С давних пор я пытался реализовать иначе, чем в кинематографе, таинство случайного синхронизма. Дело в том, что музыка отзывается не только в каждом человеке, но также в художественном произведении, с которым ее совмещают, — при условии, что произведение относится к тому же регистру. Этот синхронизм является не только результатом «фамильного сходства», пронизывающего все действо в целом, но, кроме прочего — тут-то и кроется тайна, — подчеркивает некоторые детали, к немалому удивлению тех, кто считает это кощунством.
Я знаю эту странность по фильмам, где любая мало-мальски приподнятая мелодия наполняет движения персонажей страстью. Мне хотелось доказать, что танец, ритмизированный по усмотрению хореографа, может обойтись без этой ритмизации и черпать силы в новой музыкальной атмосфере.
Ничто так не вредит игре в искусстве, как избыточность жестов, отображающих ноты.
Контрапункт, хитроумный сдвиг равновесия, порождающий обменные токи, невозможен, если умиротворяющее равновесие душит всякое движение.
Красота равновесия — в тонко просчитанном сочетании диспропорций. Это заметно в совершенных лицах: если разделить их надвое и соединить, скажем, две левые половинки, то эффект получится гротескный. Когда-то архитекторы это знали. В Греции, Версале, Венеции, Амстердаме именно некоторые асимметричные линии и порождают красоту зданий. Отвес и линейка убивают эту почти человеческую красоту.
Кому не знакома стандартность и смертельное однообразие наших домов, в которых человеку так трудно найти себя?
Примерно месяц назад, обедая с Кристианом Бераром и Борисом Кохно{128}, хранителем наследия Сергея Дягилева, я высказал мысль, что можно создать балетный этюд, в котором артисты сначала делали бы упражнения под джазовую музыку, используемую в данном случае лишь для разминки, а потом можно было бы ее заменить каким-нибудь серьезным произведением Моцарта, Шуберта или Баха[26].
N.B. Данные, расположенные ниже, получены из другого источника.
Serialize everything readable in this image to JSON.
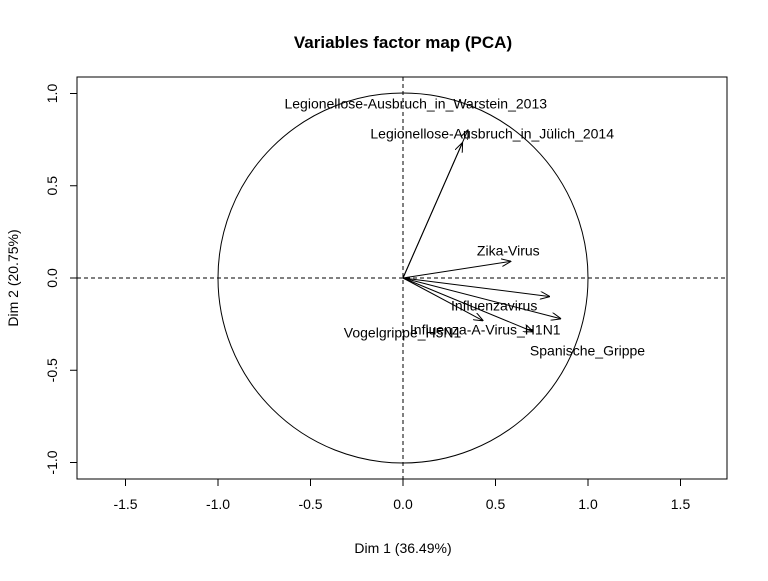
{
  "chart_data": {
    "type": "scatter",
    "subtype": "pca-variables-factor-map",
    "title": "Variables factor map (PCA)",
    "xlabel": "Dim 1 (36.49%)",
    "ylabel": "Dim 2 (20.75%)",
    "xlim": [
      -1.75,
      1.75
    ],
    "ylim": [
      -1.08,
      1.08
    ],
    "x_ticks": [
      -1.5,
      -1.0,
      -0.5,
      0.0,
      0.5,
      1.0,
      1.5
    ],
    "x_tick_labels": [
      "-1.5",
      "-1.0",
      "-0.5",
      "0.0",
      "0.5",
      "1.0",
      "1.5"
    ],
    "y_ticks": [
      -1.0,
      -0.5,
      0.0,
      0.5,
      1.0
    ],
    "y_tick_labels": [
      "-1.0",
      "-0.5",
      "0.0",
      "0.5",
      "1.0"
    ],
    "unit_circle": true,
    "reference_lines": "dashed at x=0 and y=0",
    "grid": false,
    "variables": [
      {
        "name": "Legionellose-Ausbruch_in_Warstein_2013",
        "x": 0.35,
        "y": 0.8
      },
      {
        "name": "Legionellose-Ausbruch_in_Jülich_2014",
        "x": 0.32,
        "y": 0.73
      },
      {
        "name": "Zika-Virus",
        "x": 0.58,
        "y": 0.09
      },
      {
        "name": "Influenzavirus",
        "x": 0.79,
        "y": -0.1
      },
      {
        "name": "Influenza-A-Virus_H1N1",
        "x": 0.85,
        "y": -0.22
      },
      {
        "name": "Spanische_Grippe",
        "x": 0.7,
        "y": -0.29
      },
      {
        "name": "Vogelgrippe_H5N1",
        "x": 0.43,
        "y": -0.23
      }
    ]
  }
}
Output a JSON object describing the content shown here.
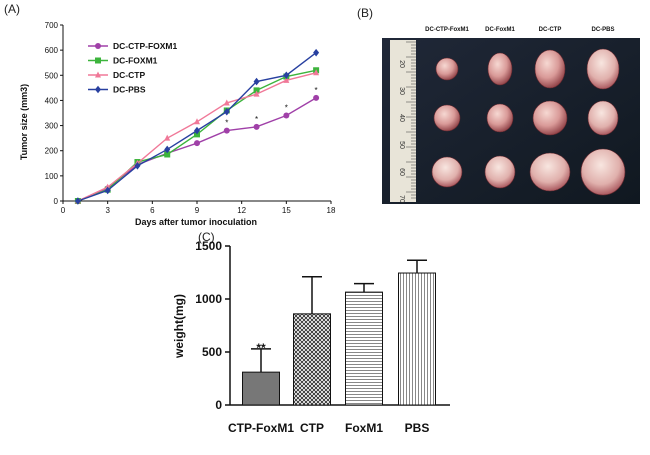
{
  "panel_labels": {
    "a": "(A)",
    "b": "(B)",
    "c": "(C)"
  },
  "photo": {
    "column_labels": [
      "DC-CTP-FoxM1",
      "DC-FoxM1",
      "DC-CTP",
      "DC-PBS"
    ],
    "ruler_numbers": [
      "20",
      "30",
      "40",
      "50",
      "60",
      "70"
    ]
  },
  "chart_data": [
    {
      "type": "line",
      "title": "",
      "xlabel": "Days after tumor inoculation",
      "ylabel": "Tumor size (mm3)",
      "xlim": [
        0,
        18
      ],
      "ylim": [
        0,
        700
      ],
      "xticks": [
        0,
        3,
        6,
        9,
        12,
        15,
        18
      ],
      "yticks": [
        0,
        100,
        200,
        300,
        400,
        500,
        600,
        700
      ],
      "x": [
        1,
        3,
        5,
        7,
        9,
        11,
        13,
        15,
        17
      ],
      "series": [
        {
          "name": "DC-CTP-FOXM1",
          "color": "#a040a8",
          "marker": "circle",
          "values": [
            0,
            50,
            145,
            190,
            230,
            280,
            295,
            340,
            410
          ]
        },
        {
          "name": "DC-FOXM1",
          "color": "#3cb43c",
          "marker": "square",
          "values": [
            0,
            45,
            155,
            185,
            265,
            360,
            440,
            495,
            520
          ]
        },
        {
          "name": "DC-CTP",
          "color": "#f07898",
          "marker": "triangle",
          "values": [
            0,
            55,
            150,
            250,
            315,
            390,
            425,
            480,
            510
          ]
        },
        {
          "name": "DC-PBS",
          "color": "#2840a0",
          "marker": "diamond",
          "values": [
            0,
            42,
            140,
            205,
            280,
            355,
            475,
            500,
            590
          ]
        }
      ],
      "annotations": [
        {
          "x": 11,
          "y": 280,
          "text": "*"
        },
        {
          "x": 13,
          "y": 295,
          "text": "*"
        },
        {
          "x": 15,
          "y": 340,
          "text": "*"
        },
        {
          "x": 17,
          "y": 410,
          "text": "*"
        }
      ],
      "legend_position": "top-left"
    },
    {
      "type": "bar",
      "title": "",
      "xlabel": "",
      "ylabel": "weight(mg)",
      "ylim": [
        0,
        1500
      ],
      "yticks": [
        0,
        500,
        1000,
        1500
      ],
      "categories": [
        "CTP-FoxM1",
        "CTP",
        "FoxM1",
        "PBS"
      ],
      "values": [
        310,
        860,
        1065,
        1245
      ],
      "errors": [
        220,
        350,
        80,
        120
      ],
      "patterns": [
        "solid-gray",
        "crosshatch",
        "horizontal",
        "vertical"
      ],
      "annotations": [
        {
          "category": "CTP-FoxM1",
          "text": "**"
        }
      ]
    }
  ]
}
На следующий день мы взялись за разработку этого проекта. Спектакль должен был являть собой пантомимический диалог между мадемуазель Филиппар{129} и месье Бабиле{130}, который по своим данным очень напоминает Вацлава Нижинского. Я решил, что ни к чему не притронусь сам, но подробнейшим образом разъясню декоратору, костюмеру, хореографу и исполнителям, чего я от них хочу. Я остановил свой выбор на Вахевиче{131}, потому что он делает декорации к фильмам, а я хотел именно той рельефности, которая создает чудесный мир кинематографа. В качестве костюмера я выбрал мадам Каринскую{132}, а Берара определил ей в помощники, потому что они лучше всех знают специфику театра. В хореографы я пригласил Ролана Пети{133}, потому что знал, что он сумеет выслушать меня и перевести все на язык танца — язык, которым я владею довольно прилично, но плохо разбираюсь в синтаксисе.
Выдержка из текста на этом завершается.